Electric underfloor heating relies on a network of wires under your floor that heat up. Depending on the shape of the room, you can go for heating mats, which cover large areas, or individual wires which can get in every nook and cranny. Heating mats are generally a bit cheaper.

The wires usually sit on top of a layer of insulation. They can fit under different floor types (but shouldn’t be under carpets that are too thick).

Electric wires themselves are fairly thin, making them easier and cheaper to install than a water-based system, but they are also slightly pricier to run, making them better suited to smaller areas.

Water underfloor heating

Water-based systems, in contrast, are a network of pipes linked to your boiler that pump hot water around your rooms.

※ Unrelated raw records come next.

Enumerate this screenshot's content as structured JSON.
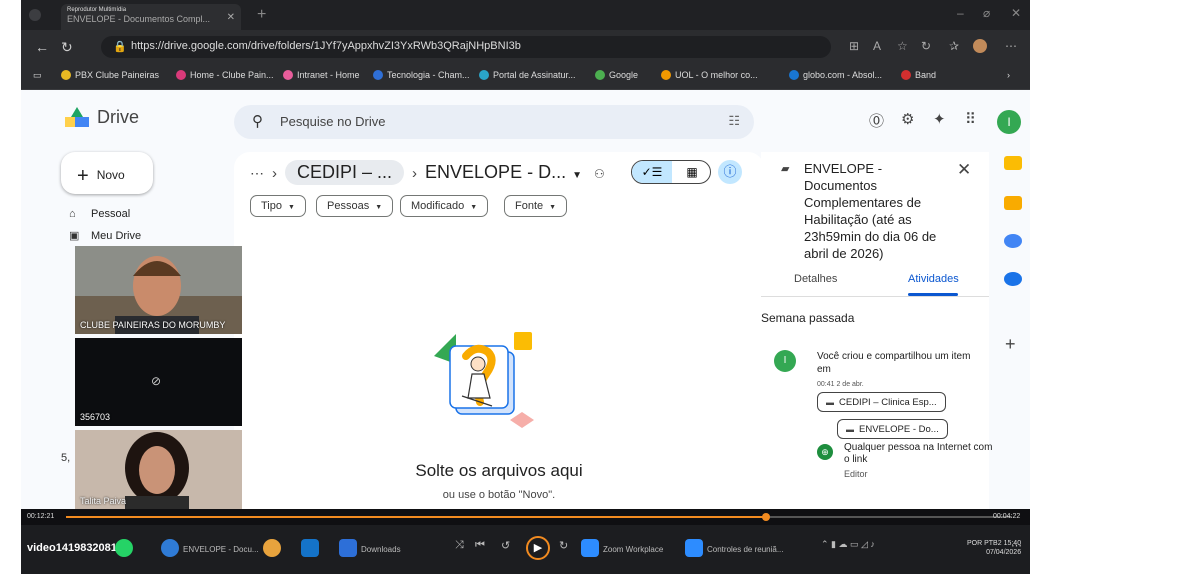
{
  "player": {
    "video_name": "video1419832081",
    "elapsed": "00:12:21",
    "remaining": "00:04:22",
    "progress_fraction": 0.74
  },
  "browser": {
    "tab_app": "Reprodutor Multimídia",
    "tab_title": "ENVELOPE - Documentos Compl...",
    "url": "https://drive.google.com/drive/folders/1JYf7yAppxhvZI3YxRWb3QRajNHpBNI3b",
    "bookmarks": [
      "PBX Clube Paineiras",
      "Home - Clube Pain...",
      "Intranet - Home",
      "Tecnologia - Cham...",
      "Portal de Assinatur...",
      "Google",
      "UOL - O melhor co...",
      "globo.com - Absol...",
      "Band"
    ]
  },
  "drive": {
    "logo": "Drive",
    "search_placeholder": "Pesquise no Drive",
    "avatar_letter": "I",
    "new_label": "Novo",
    "sidebar": [
      "Pessoal",
      "Meu Drive"
    ],
    "sidebar_partial": [
      "5,"
    ],
    "breadcrumb_prev": "CEDIPI – ...",
    "breadcrumb_current": "ENVELOPE - D...",
    "filters": [
      "Tipo",
      "Pessoas",
      "Modificado",
      "Fonte"
    ],
    "drop_title": "Solte os arquivos aqui",
    "drop_subtitle": "ou use o botão \"Novo\"."
  },
  "details": {
    "title": "ENVELOPE - Documentos Complementares de Habilitação (até as 23h59min do dia 06 de abril de 2026)",
    "tab_details": "Detalhes",
    "tab_activities": "Atividades",
    "week_label": "Semana passada",
    "activity_avatar": "I",
    "activity_text": "Você criou e compartilhou um item em",
    "activity_time": "00:41 2 de abr.",
    "folder_parent": "CEDIPI – Clinica Esp...",
    "folder_child": "ENVELOPE - Do...",
    "link_access": "Qualquer pessoa na Internet com o link",
    "link_role": "Editor"
  },
  "participants": [
    {
      "name": "CLUBE PAINEIRAS DO MORUMBY"
    },
    {
      "name": "356703"
    },
    {
      "name": "Talita Paiva"
    }
  ],
  "taskbar": {
    "items": [
      "ENVELOPE - Docu...",
      "Downloads",
      "Zoom Workplace",
      "Controles de reuniã..."
    ],
    "lang": "POR PTB2",
    "time": "15:40",
    "date": "07/04/2026"
  },
  "colors": {
    "accent": "#f28b20",
    "drive_blue": "#0b57d0",
    "selected_chip": "#c2e7ff"
  }
}
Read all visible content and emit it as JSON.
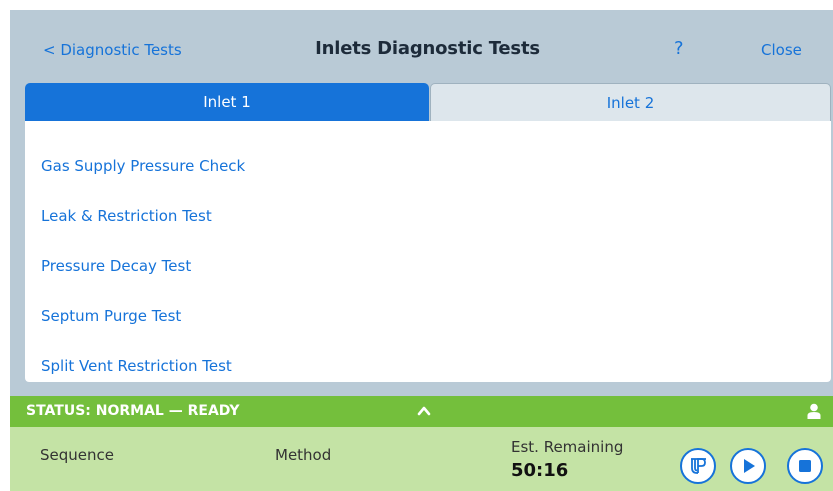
{
  "header": {
    "back_label": "< Diagnostic Tests",
    "title": "Inlets Diagnostic Tests",
    "help_label": "?",
    "close_label": "Close"
  },
  "tabs": [
    {
      "label": "Inlet 1",
      "active": true
    },
    {
      "label": "Inlet 2",
      "active": false
    }
  ],
  "tests": [
    {
      "label": "Gas Supply Pressure Check"
    },
    {
      "label": "Leak & Restriction Test"
    },
    {
      "label": "Pressure Decay Test"
    },
    {
      "label": "Septum Purge Test"
    },
    {
      "label": "Split Vent Restriction Test"
    }
  ],
  "status": {
    "text": "STATUS: NORMAL — READY",
    "expand_icon": "chevron-up-icon",
    "user_icon": "user-icon"
  },
  "info": {
    "sequence_label": "Sequence",
    "method_label": "Method",
    "remaining_label": "Est. Remaining",
    "remaining_value": "50:16"
  },
  "controls": {
    "prep_run_icon": "prep-run-icon",
    "play_icon": "play-icon",
    "stop_icon": "stop-icon"
  },
  "colors": {
    "accent": "#1673d9",
    "background": "#b9cad6",
    "status_green": "#74bf3c",
    "info_green": "#c4e3a5"
  }
}
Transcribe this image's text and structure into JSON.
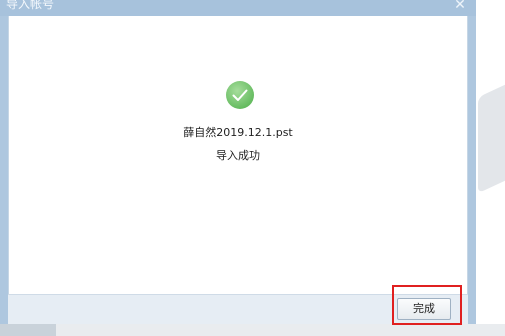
{
  "dialog": {
    "title": "导入帐号",
    "close_icon": "close-icon"
  },
  "content": {
    "status_icon": "check-circle-icon",
    "file_name": "薛自然2019.12.1.pst",
    "status_text": "导入成功"
  },
  "footer": {
    "done_label": "完成"
  },
  "colors": {
    "success_green": "#7cc576",
    "title_bar": "#a7c2dc",
    "highlight": "#e02020"
  }
}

Better yet, because underfloor heating systems distribute heat more evenly, they actually need water at a lower heat than a radiator, making your boiler more efficient.

The difficulty with water systems comes in the installation, and costs are typically initially higher for this reason.

Pipes are thicker than wires, so there needs to be enough room in your floor for the system to be installed, or the ground may need to be slightly raised. This means that while they’re a great solution for new builds, they can be difficult to install on some properties.

Consequently, installing a water-based system is not easy and, unlike electric systems, shouldn’t be installed without assistance.

Installing underfloor heating systems

Electric underfloor heating systems can be installed yourself, cutting overall cost. Crucially, your underfloor heating mats or cabling should be placed above a layer of insulation, otherwise you will just heat the ground!

The type of system you install will depend on the type of floor you have, with different types available for different surfaces.

If you are not sure about the DIY aspect, you can ask a professional installer for help. Either way, you will need a qualified electrician to attach your system to the electricity supply, and to connect a sensor to work the thermostat.

When it comes to a water-based system, you shouldn’t even attempt to install it yourself.

Installation will require the laying of the pipes, connection to the boiler system, and possibly even raising the floor.

Underfloor heating cost

Underfloor heating cost depends entirely on what system you opt for and whether you install it into a new-build (or install at the time of renovating an existing property) or not.

An electric system will cost £75 per-square-metre for pre-fitted underfloor heating mats, or £100 a metre for the loose cables. Further costs come in the form of insulation to lay under the system, heating controls and electrician fees.

Water-based systems will cost significantly more, with total costs after installation running into thousands of pounds. While a water-based system will save you money, it won’t save you much, making it more of a luxury option than a money-saver.

Deciding if underfloor heating is for you

Underfloor heating is not necessarily a money saver, with the Energy Saving Trust noting that a water-based system will only save you £20 a year for the average home using a condensing boiler. Given the substantial installation costs, you are unlikely to save much.

However, it’s because the majority of costs come from installation that underfloor heating is ideal when building a new-build home, or building a new room, bathroom or extension.

The main attraction for underfloor heating though is comfort. The way both types of systems heat a room mean not only will your feet be toasty and warm, but the heat through the room will be more evenly distributed and consistent.

For example, if you have a stone floor with underfloor heating built in, the heat will be retained, even when the window is open. Compared to the way radiator heat dissipates — the second a draft enters a room — that can be an attractive proposition.

It also provides a very clean and minimal look. A bathroom with underfloor heating has no additional clutter created by bulky radiators.